In the neural network approach, input features are passed through layers of successive neurons, each of which compute a linear combination of the previous inputs and apply a nonlinear activation function to the result. This is analogous to stacking perceptrons, and the advantage of a neural net is that it can synthesize, generalize and infer information from a set of input features much smaller than an explicit full state/action encoding.

model dominion

Diagram of the model, showing how input is divided amongst towers (here, three analyzing the hand, table, and proposed action).

We designed a content-associative tower architecture inspired by the way human players may group and process information. If a player sees information about their hand, they may derive some high-level strategy from it.
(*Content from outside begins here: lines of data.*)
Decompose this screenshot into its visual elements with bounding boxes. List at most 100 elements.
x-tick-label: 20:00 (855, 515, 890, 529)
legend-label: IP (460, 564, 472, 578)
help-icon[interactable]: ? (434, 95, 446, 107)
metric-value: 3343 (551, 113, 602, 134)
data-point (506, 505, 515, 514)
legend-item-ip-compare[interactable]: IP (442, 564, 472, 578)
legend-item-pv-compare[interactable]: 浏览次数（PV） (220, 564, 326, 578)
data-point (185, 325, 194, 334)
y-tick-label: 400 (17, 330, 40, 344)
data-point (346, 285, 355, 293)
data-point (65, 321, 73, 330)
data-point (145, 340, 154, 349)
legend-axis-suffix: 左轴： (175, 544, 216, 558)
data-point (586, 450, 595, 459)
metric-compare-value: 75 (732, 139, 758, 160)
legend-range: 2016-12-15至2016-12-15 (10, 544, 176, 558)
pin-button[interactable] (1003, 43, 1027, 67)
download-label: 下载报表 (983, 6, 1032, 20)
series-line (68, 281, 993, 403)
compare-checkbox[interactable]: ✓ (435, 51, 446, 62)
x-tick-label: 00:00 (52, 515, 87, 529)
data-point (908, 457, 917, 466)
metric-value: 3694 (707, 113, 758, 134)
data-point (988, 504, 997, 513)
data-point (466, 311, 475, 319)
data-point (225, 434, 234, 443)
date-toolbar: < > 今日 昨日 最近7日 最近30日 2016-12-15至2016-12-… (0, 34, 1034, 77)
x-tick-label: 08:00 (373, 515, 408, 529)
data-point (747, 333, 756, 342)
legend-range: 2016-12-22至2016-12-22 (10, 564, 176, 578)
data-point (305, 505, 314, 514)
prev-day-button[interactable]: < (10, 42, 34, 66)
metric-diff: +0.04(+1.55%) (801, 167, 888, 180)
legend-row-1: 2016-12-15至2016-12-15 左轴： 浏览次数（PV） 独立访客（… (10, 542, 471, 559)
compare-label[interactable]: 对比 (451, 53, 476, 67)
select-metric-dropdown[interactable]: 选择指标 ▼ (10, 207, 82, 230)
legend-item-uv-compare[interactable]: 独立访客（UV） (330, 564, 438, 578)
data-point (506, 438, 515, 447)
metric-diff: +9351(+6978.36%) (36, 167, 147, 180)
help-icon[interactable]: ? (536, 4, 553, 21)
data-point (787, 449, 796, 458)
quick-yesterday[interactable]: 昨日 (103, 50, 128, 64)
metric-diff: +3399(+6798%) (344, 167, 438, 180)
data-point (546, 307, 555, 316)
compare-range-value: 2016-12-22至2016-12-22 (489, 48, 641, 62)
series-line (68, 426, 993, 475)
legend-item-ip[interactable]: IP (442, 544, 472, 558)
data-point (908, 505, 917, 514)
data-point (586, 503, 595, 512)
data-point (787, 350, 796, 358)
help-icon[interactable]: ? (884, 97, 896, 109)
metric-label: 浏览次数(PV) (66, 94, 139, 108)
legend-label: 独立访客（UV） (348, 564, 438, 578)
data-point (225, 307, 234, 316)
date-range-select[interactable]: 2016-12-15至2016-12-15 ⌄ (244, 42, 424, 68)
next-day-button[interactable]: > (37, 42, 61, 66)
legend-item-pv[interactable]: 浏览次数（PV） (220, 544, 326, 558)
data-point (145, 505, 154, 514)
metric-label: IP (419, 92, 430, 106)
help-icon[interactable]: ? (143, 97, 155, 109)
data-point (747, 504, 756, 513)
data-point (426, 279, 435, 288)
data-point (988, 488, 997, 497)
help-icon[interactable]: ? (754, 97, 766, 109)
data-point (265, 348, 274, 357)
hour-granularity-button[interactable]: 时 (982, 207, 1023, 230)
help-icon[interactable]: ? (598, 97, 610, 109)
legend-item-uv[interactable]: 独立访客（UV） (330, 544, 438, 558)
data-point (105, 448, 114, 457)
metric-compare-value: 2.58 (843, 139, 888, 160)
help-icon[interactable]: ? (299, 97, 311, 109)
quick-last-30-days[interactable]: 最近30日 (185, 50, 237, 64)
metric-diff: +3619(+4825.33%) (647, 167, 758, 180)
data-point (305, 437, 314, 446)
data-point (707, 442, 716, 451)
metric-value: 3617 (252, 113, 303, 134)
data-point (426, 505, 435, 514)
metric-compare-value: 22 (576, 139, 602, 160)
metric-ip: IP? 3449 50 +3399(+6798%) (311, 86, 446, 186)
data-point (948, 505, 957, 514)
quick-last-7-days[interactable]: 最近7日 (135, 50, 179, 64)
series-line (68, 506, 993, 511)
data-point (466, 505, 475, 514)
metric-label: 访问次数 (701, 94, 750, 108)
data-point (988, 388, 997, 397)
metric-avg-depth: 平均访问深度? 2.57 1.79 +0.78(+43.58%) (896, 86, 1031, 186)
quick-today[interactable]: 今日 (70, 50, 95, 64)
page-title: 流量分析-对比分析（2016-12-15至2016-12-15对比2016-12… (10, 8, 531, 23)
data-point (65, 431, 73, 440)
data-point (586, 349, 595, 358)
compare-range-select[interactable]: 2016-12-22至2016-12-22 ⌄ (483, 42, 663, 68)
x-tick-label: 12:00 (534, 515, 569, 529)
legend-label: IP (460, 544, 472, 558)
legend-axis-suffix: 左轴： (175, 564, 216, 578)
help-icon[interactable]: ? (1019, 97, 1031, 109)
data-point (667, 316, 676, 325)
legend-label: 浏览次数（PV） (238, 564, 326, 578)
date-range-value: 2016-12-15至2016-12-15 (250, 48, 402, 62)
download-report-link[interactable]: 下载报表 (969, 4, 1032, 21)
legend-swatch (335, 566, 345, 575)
This is combined with stratagems about their deck or the state of the game, which contribute to a final cognitive decision on what could be the best course of action. As a result, our input features are segmented and fed to several “towers” which process the content and derive a latent representation of it. These representations are concatenated and fed through more dense layers to derive the Q value.

Some implementation details:

  • The network was small (12K parameters). We did this to ease the training time and focus on the veracity of a content-associative approach over large numbers of neurons and layers.
  • The hand features are one-hot vectors encoding up to 15 cards in the player’s hand. The respective tower uses a 1D convolution to apply a filter the size of the number of cards in the game to each of these slots, allowing for parameters to be shared. These filters can be thought of as mini-evaluations of different aspects of fitness and utility of cards in hand.
  • The initial layers used a ReLU activation (Rectified Leaky Unit), while later layers used a sigmoidal activation.
  • The final layer consisted of one neuron with a linear activation.
  • The model was built in Keras and trained using Adam optimization (a more stable optimizer than gradient descent) to minimize mean squared error.

While the neural network architecture helped with the intractable action space problem, it suffered due to spare reward. Games consist of hundreds of decisions, and the reward for most of them is zero. A neural network can cheat and guess zero most of the time and do pretty well. To help this, we introduced eligibility traces to assign credit from the end-game reward to past decisions. To implement this, we only trained the neural network after an entire game, and we distributed the final reward (with decay) back through the rewards vector.